Corri para um beco escuro e cambaleei até me sentar, era úmido e frio, não escutei ninguém por perto, eu estaria me sentindo envergonhada por vomitar na frente do Senhor Neve se não estivesse sentindo tanta dor, a dor era insuportável e parecia que eu ia morrer, sentia algo rasgando meu peito, então o ápice de minha dor surgiu mas para não fazer barulho mordi minha camiseta abafando o som, de repente vi um buraco aberto em meu peito, em específico a região onde estava o meu coração e saiu de dentro um verme parasita e que bizarramente parecia o Senhor Neve, eu nunca fiquei tão aterrorizada como naquel momento, temi então por minha vida vazia, foi então que a criatura me disse:

- Eu sou seu sentimento.
- Como assim? Do que você está falando?
- Sou o seu sentimento pelo Senhor Neve, cresci em seu coração até que uma hora eu não aguentei.
- Co-como isso é possível?
- Conte para o Senhor Neve o que você sente, o quanto você o ama e o persegue incansavelmente, por favor não aguento mais me alimentar de seu coração imundo.

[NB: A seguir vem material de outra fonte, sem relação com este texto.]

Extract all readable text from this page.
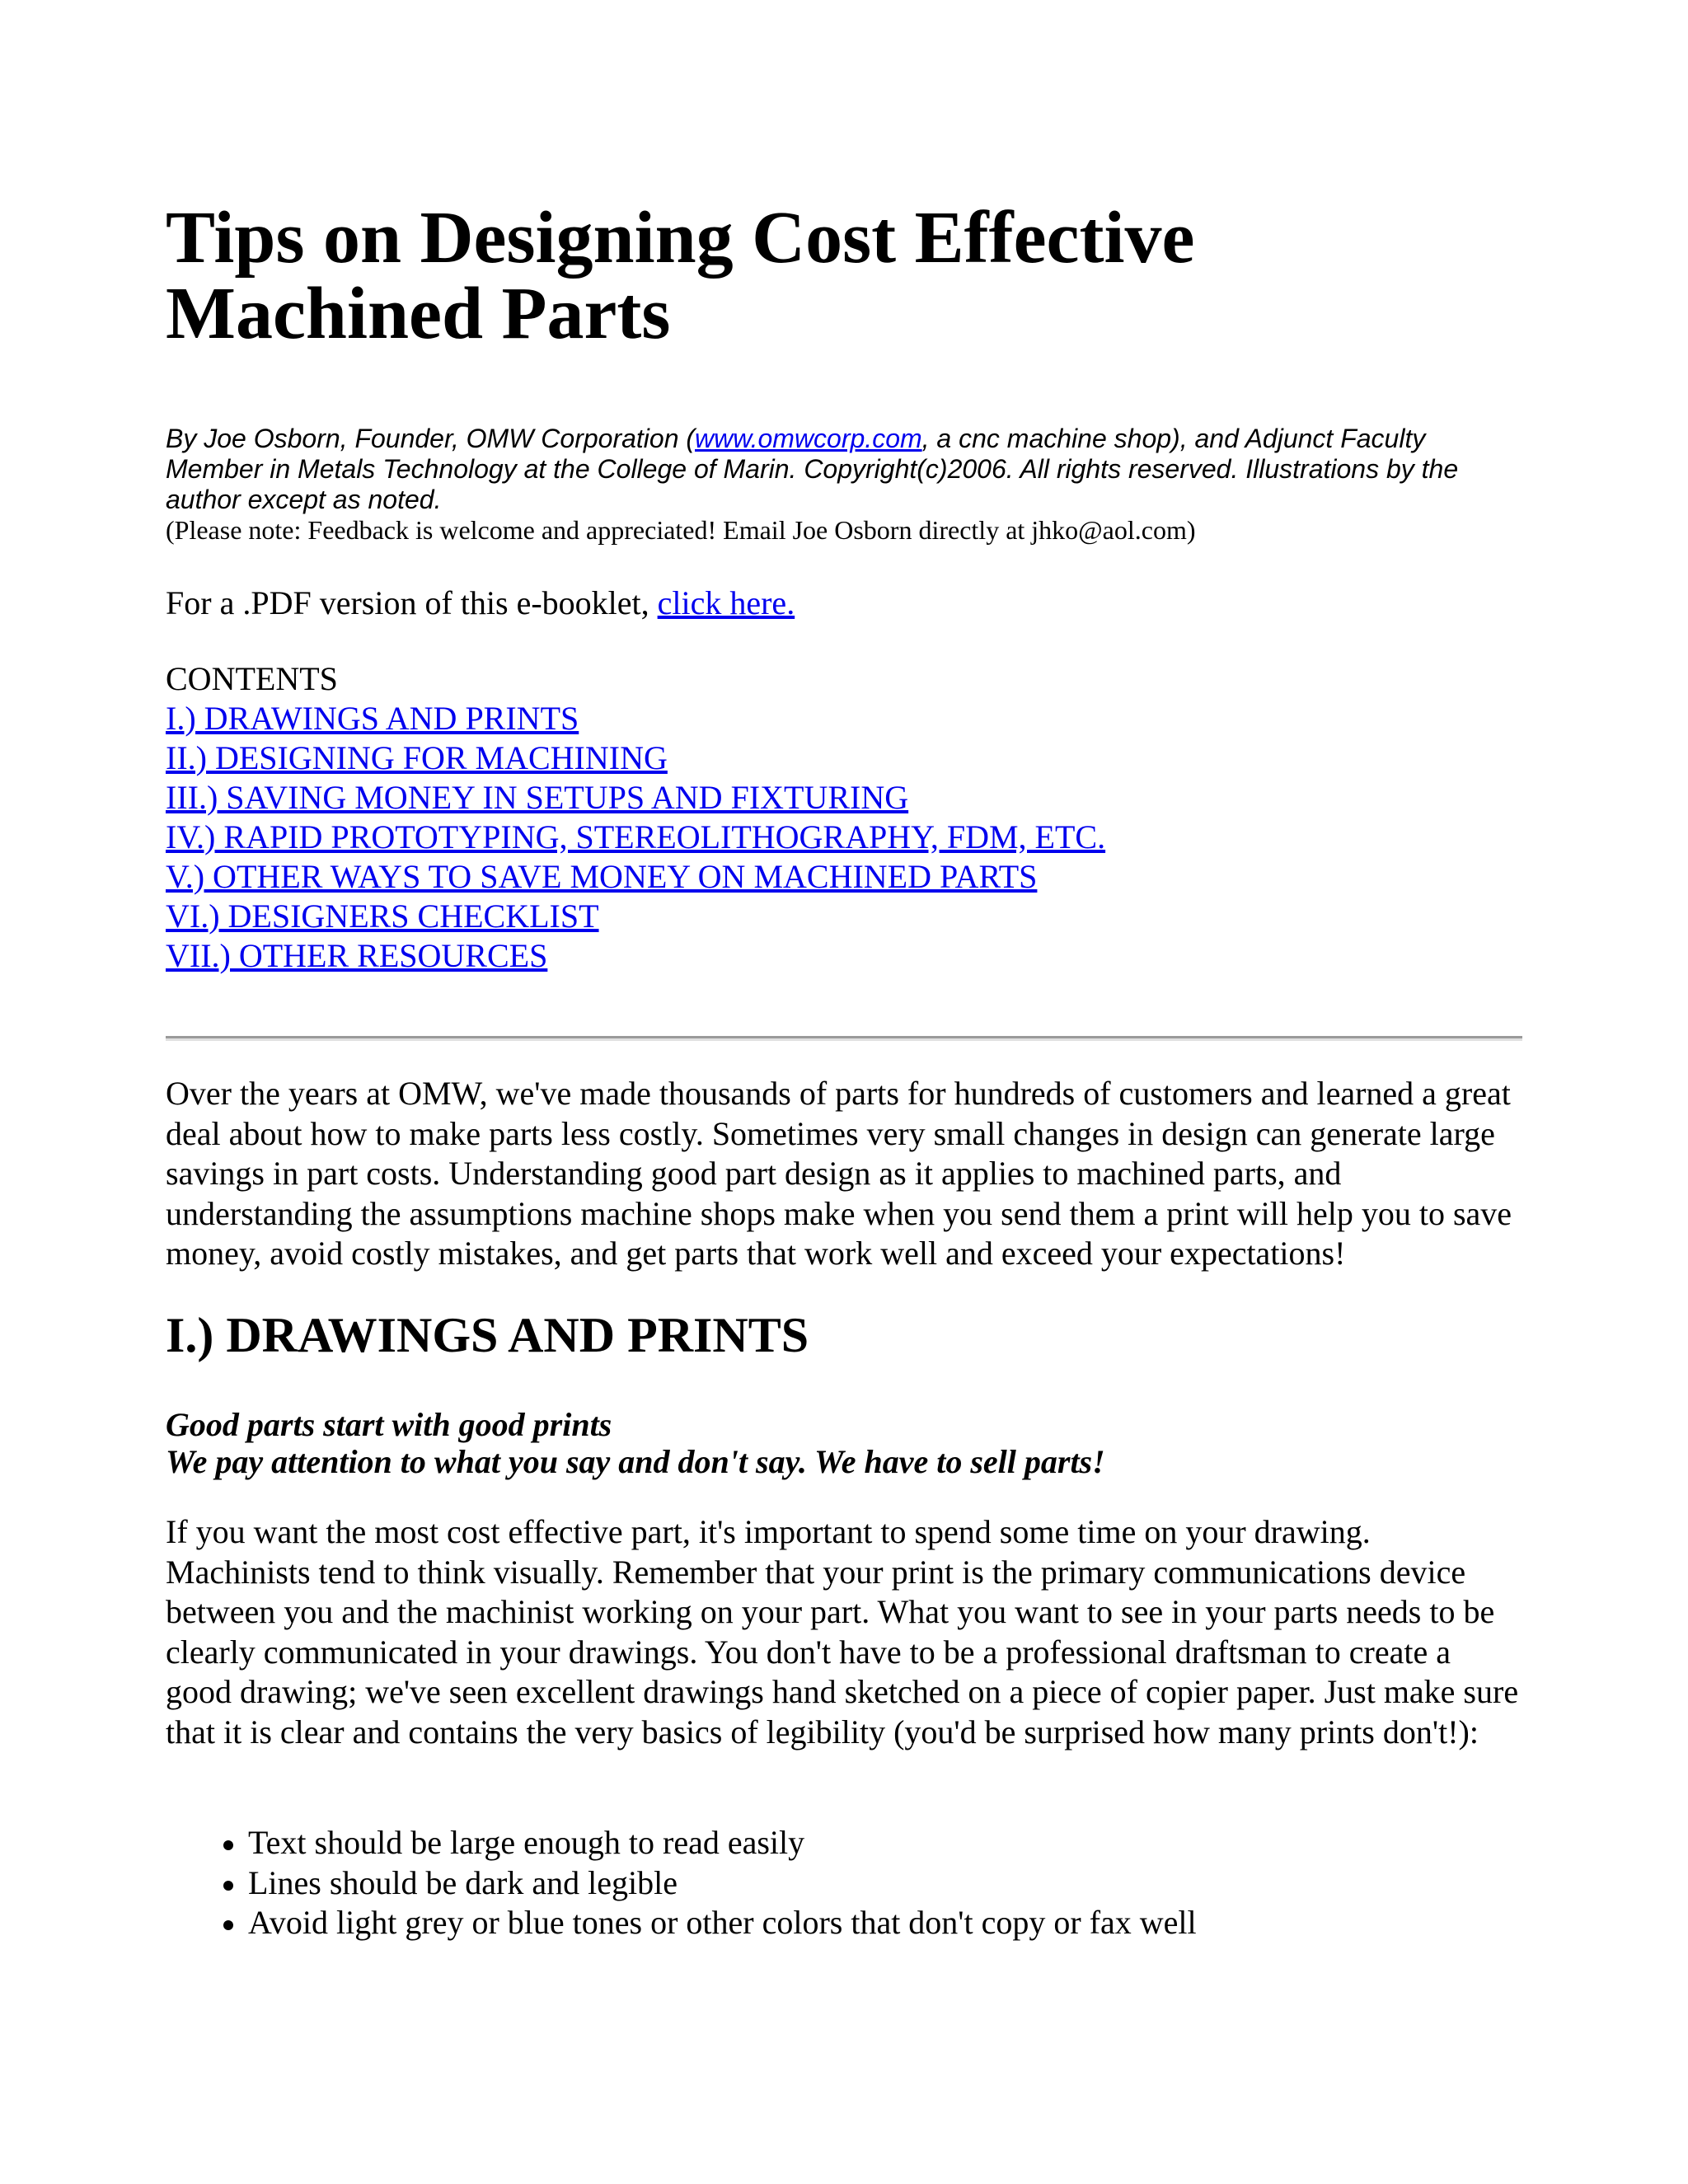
Tips on Designing Cost Effective
Machined Parts
By Joe Osborn, Founder, OMW Corporation (www.omwcorp.com, a cnc machine shop), and Adjunct Faculty Member in Metals Technology at the College of Marin. Copyright(c)2006. All rights reserved. Illustrations by the author except as noted.
(Please note: Feedback is welcome and appreciated! Email Joe Osborn directly at jhko@aol.com)
For a .PDF version of this e-booklet, click here.
CONTENTS
I.) DRAWINGS AND PRINTS
II.) DESIGNING FOR MACHINING
III.) SAVING MONEY IN SETUPS AND FIXTURING
IV.) RAPID PROTOTYPING, STEREOLITHOGRAPHY, FDM, ETC.
V.) OTHER WAYS TO SAVE MONEY ON MACHINED PARTS
VI.) DESIGNERS CHECKLIST
VII.) OTHER RESOURCES

Over the years at OMW, we've made thousands of parts for hundreds of customers and learned a great deal about how to make parts less costly. Sometimes very small changes in design can generate large savings in part costs. Understanding good part design as it applies to machined parts, and understanding the assumptions machine shops make when you send them a print will help you to save money, avoid costly mistakes, and get parts that work well and exceed your expectations!

I.) DRAWINGS AND PRINTS
Good parts start with good prints
We pay attention to what you say and don't say. We have to sell parts!

If you want the most cost effective part, it's important to spend some time on your drawing. Machinists tend to think visually. Remember that your print is the primary communications device between you and the machinist working on your part. What you want to see in your parts needs to be clearly communicated in your drawings. You don't have to be a professional draftsman to create a good drawing; we've seen excellent drawings hand sketched on a piece of copier paper. Just make sure that it is clear and contains the very basics of legibility (you'd be surprised how many prints don't!):

Text should be large enough to read easily
Lines should be dark and legible
Avoid light grey or blue tones or other colors that don't copy or fax well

Ele insistia e insistia, eu me recusava a contar mas o parasita implorava para ser liberto, não sabia como matar o verme  que se denominava sentimento, tentei elaborar um plano então pensei:ele tinha que voltar para onde nasceu não? Logo eu o devorei, ele me enlouqueceria até eu contar a verdade para o Senhor Neve, mas eu não poderia contar, ele nunca sentiria o que eu sinto por ele, devorei todas as suas partes enquanto ele gritava por ajuda, seu gosto era muito amargo, péssimo, como um doce que tinha sido queimado no fogão, depois que terminei essa estranha refeição me levantei e andei normalmente para casa, avisei a clínica que estava com uma enxaqueca forte por isso vomitei e saí daquele jeito.

Cheguei para trabalhar no dia seguinte,o doutor chegou alguns minutos depois de mim e dei bom dia para ele, como sempre fiz e continuarei fazendo.